吕纂闻言又是一愣,扭头望望比自己矮一头的苍粟,“一个女子,她能帮得上什么忙。”
“这您说的,苍粟姑娘之前可帮我们解决过不少案子。”
“断案!”
“断案”
“杨姑娘会断案”
“……”没等吕纂再开口,他身后的那一群下人立马像炸开了锅,有惊愕,有钦慕,更多的是难以置信。就连一贯熟稳的房晷也不淡定了,凑到吕纂耳前低声道了句:“莫非杨姑娘真是那个人”
苍粟觉得身后那些人有点吵,索性朝门框边上挪了挪。
江流倒是一点也没有意识到众人的惊疑,继续理所当然道:“对啊,苍粟姑娘可聪明了,上次韩忠四位少府丞大人被诬陷,那件案子就是她帮我们解决的,还有,之前刚过去的无头女尸案,那也是苍粟姑娘的功劳。

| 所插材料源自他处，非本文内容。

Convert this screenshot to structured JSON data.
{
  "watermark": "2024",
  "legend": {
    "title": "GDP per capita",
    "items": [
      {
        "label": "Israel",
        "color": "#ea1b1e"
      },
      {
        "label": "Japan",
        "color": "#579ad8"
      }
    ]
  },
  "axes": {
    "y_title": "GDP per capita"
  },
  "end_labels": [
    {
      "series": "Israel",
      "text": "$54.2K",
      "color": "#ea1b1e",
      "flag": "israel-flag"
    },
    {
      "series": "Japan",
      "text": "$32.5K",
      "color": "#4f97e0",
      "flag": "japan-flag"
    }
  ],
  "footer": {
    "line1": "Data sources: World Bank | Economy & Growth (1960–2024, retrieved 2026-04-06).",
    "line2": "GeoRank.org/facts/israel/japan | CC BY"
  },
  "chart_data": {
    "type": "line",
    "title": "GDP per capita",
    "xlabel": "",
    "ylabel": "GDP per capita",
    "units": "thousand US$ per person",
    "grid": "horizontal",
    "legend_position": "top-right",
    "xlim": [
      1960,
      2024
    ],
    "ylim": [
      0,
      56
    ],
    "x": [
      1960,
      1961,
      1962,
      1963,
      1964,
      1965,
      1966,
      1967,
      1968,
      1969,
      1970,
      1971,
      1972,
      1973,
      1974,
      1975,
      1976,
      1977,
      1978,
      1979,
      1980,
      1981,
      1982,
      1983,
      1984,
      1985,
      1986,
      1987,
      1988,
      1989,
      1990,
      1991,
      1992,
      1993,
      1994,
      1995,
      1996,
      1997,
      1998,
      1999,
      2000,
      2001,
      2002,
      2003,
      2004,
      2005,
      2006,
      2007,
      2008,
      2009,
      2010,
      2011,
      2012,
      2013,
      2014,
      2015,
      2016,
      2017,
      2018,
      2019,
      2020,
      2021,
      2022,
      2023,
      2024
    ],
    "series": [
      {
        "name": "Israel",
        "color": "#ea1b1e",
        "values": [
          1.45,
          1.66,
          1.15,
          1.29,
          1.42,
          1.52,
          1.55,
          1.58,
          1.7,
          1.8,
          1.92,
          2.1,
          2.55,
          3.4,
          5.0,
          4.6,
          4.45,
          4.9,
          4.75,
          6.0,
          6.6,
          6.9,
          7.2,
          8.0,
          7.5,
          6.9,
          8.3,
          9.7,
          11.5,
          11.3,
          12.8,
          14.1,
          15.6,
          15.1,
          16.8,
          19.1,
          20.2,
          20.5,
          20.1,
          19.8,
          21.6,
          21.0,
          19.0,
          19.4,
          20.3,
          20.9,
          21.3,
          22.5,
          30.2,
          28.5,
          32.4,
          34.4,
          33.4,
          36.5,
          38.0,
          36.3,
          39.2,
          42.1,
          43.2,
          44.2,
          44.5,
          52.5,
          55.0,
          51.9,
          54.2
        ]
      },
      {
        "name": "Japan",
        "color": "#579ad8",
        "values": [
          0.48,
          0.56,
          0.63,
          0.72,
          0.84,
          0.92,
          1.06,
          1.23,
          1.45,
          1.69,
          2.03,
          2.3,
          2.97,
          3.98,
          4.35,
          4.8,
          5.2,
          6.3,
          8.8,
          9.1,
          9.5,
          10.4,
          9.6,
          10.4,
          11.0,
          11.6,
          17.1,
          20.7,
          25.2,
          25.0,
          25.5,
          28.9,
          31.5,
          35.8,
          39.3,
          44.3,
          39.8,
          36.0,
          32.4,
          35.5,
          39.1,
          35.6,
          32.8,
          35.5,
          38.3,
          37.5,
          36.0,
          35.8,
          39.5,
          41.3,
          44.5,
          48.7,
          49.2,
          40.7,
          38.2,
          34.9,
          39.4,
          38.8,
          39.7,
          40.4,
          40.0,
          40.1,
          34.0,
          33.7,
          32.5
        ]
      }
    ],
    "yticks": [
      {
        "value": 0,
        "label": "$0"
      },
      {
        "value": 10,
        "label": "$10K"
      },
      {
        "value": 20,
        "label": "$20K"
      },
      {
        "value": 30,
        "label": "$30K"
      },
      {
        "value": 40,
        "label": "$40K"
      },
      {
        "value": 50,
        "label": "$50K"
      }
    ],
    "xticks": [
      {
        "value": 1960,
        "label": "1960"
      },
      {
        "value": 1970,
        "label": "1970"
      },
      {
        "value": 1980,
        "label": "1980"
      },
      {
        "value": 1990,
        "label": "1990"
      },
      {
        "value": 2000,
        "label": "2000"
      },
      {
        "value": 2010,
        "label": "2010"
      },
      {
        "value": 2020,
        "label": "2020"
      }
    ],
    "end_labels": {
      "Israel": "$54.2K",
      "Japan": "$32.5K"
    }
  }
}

”
那群下人顿时目瞪口呆……
吕纂和身后的房晷相视一眼,不语。而是回头默默注视着身旁那个倚着门框、哈欠连天的苍粟,
见众人安静下来,一直沉默不语的苍粟这才缓缓开了口。
“你们很着急吗?我刚起来,还没有吃早饭。”早饭是一天之中最重要的一餐,她不能错过,就像中午不能不午睡一样不能错过。
……
“你真要去”吕纂坐在靠近苍粟的饭桌前,冷不防问了她一句,似是无意提起一般。
“嗯,兴许是有什么要事。”说着她又夹了一筷子土豆丝放在嘴里。